Im Beschlussentwurf über eine Änderung der DMP-Anforderungen-Richtlinie (DMP A-RL) ist bislang uneindeutig formuliert, was unter einer digitalen Schulung verstanden wird und wer die Patientenschulungen per Video durchführen darf. „Videoschulungen sind lediglich eine andere Form der Schulung – an den Grundsätzen einer strukturierten Patientenschulung sollte sich nichts ändern“, gibt Wiesner zu Bedenken. Die Verbände plädieren daher dafür, in der Richtlinie den Begriff der Videoschulung zu präzisieren und schlagen vor: Die Schulung von Versicherten sollte wahlweise in Präsenz, online oder in einer Kombination aus Präsenz- und Onlineeinheiten mit evaluierten Programmen erfolgen. Sie wird von den an den DMP teilnehmenden Leistungserbringern mit krankheitsspezifischer Expertise umgesetzt, um die Integration von Therapie und Schulung zu gewährleisten.
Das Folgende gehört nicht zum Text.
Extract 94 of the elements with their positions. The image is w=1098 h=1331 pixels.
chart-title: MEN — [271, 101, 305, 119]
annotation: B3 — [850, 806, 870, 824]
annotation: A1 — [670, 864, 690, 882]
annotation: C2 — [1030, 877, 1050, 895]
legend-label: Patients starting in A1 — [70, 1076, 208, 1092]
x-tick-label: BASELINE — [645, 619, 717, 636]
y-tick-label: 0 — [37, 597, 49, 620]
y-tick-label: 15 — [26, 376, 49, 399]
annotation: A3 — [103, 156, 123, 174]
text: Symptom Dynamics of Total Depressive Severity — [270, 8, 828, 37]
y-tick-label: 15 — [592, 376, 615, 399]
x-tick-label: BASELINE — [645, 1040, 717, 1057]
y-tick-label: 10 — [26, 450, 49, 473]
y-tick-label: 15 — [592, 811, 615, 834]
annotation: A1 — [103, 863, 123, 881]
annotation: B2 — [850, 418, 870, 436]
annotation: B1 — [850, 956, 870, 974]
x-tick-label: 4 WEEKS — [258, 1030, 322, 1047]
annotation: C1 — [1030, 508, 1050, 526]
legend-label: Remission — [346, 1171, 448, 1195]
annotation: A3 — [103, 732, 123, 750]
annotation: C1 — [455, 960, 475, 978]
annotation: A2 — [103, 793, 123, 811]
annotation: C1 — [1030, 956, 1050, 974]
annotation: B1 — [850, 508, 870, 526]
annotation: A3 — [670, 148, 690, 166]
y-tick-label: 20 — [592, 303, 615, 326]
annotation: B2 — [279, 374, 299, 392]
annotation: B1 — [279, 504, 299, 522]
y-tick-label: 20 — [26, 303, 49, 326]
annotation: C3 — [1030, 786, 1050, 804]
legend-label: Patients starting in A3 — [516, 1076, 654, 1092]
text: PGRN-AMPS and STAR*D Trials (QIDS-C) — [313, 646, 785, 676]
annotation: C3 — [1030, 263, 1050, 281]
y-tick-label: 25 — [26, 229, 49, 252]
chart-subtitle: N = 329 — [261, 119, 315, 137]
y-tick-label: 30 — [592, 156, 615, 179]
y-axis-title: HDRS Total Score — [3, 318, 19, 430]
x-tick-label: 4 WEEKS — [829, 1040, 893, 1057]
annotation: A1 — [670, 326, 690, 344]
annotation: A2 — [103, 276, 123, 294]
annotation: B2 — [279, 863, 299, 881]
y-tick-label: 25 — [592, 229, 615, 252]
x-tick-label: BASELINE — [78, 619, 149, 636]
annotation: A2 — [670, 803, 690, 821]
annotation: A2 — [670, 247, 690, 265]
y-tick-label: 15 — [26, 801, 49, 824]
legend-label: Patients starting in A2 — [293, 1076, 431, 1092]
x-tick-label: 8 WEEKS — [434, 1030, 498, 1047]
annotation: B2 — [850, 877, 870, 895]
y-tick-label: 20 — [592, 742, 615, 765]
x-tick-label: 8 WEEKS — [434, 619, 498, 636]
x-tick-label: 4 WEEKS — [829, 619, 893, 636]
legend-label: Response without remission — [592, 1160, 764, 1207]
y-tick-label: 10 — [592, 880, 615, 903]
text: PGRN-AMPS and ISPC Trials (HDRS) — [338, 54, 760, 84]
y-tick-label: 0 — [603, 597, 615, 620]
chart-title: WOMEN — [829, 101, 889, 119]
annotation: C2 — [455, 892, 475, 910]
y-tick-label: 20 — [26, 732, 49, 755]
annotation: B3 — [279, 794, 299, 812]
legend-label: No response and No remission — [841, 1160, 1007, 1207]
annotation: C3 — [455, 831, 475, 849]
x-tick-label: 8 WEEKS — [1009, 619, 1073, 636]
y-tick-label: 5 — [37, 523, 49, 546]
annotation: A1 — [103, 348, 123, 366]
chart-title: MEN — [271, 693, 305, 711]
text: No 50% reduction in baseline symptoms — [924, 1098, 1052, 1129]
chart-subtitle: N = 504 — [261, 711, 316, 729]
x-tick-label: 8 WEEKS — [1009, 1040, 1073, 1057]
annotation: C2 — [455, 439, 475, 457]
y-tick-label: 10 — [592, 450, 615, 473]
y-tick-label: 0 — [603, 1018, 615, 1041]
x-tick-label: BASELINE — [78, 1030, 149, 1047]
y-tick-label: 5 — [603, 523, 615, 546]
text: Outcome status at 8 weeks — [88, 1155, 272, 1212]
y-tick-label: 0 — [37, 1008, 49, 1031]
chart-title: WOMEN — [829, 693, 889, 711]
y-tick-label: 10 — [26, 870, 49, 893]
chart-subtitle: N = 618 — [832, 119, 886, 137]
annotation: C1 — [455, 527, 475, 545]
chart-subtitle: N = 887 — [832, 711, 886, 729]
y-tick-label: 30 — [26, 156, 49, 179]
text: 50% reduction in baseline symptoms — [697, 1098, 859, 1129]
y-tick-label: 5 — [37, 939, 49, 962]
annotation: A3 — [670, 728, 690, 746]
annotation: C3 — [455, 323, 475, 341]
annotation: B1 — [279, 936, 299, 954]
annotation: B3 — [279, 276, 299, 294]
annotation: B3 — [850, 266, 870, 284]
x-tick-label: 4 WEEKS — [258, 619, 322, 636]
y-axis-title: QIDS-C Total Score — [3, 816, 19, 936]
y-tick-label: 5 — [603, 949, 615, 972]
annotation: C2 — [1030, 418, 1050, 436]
So muss in der Richtlinie klar formuliert sein, dass Videoschulungen – äquivalent zu Präsenzschulungen – in der qualifizierten Arztpraxis durchgeführt werden, welche die betroffenen Patientinnen und Patienten auch sonst medizinisch betreut. „Strukturierte Schulungs- und Behandlungsprogramme sind ein unerlässlicher Bestandteil der Diabetestherapie, ein integraler Bestandteil der Langzeitbetreuung und sollten daher unbedingt von Leistungserbringern mit krankheitsspezifischer Expertise umgesetzt werden“ führt Professor Dr. med. Dirk Müller-Wieland von der DDG aus.
Damit soll auch sichergestellt werden, dass es eine Abgrenzung zwischen strukturierten Schulungs- und Behandlungsprogrammen und anderen digitalen Angeboten wie beispielsweise reinen Onlinevorträgen, Videos (z.B. Tutorials), Videosprechstunden zur Beratung oder ´self-guided´ Onlinetools (z.B. DiGAs) erfolgt. „Diese stellen keinen Ersatz für eine strukturierte Patientenschulung dar, sondern sind nur ein Add-on“, ergänzt Dr. Nicola Haller vom VDBD.
Die G-BA-Richtlinie sollte zudem im Sinne der in der Diabetesschulung inzwischen üblichen Methode der Partizipativen Entscheidungsfindung (PEF) im Wortlaut angepasst werden. „Die Formulierungen sind nicht mehr zeitgemäß. Betroffene und ihre aktive Rolle im Behandlungsprozess müssen gewürdigt und entsprechend eingebunden werden“, sagt DDG Experte Professor Dr. Bernhard Kulzer. So regen die Autoren der Stellungnahme an, den „§ 4 zu Anforderungen an die Schulungen der Leistungserbringer und der Versicherten“ im Duktus der PEF zu formulieren.
Da qualifizierte Video-Schulungsprogramme lediglich eine andere Darbietungsform der bereits evaluierten Präsenz-Schulungen sind, ist eine Neubewertung, wie der G-BA in seiner Richtlinie formuliert, nicht notwendig. „Bereits bestehende Schulungsprogramme sollten von der zusätzlichen Evaluationspflicht freigestellt werden, da dies keinen wissenschaftlichen Mehrwert erbringt sowie eine unangemessene Härte für die Anbieter und eine weitere Verzögerung des Patientenangebots bedeuten würde“.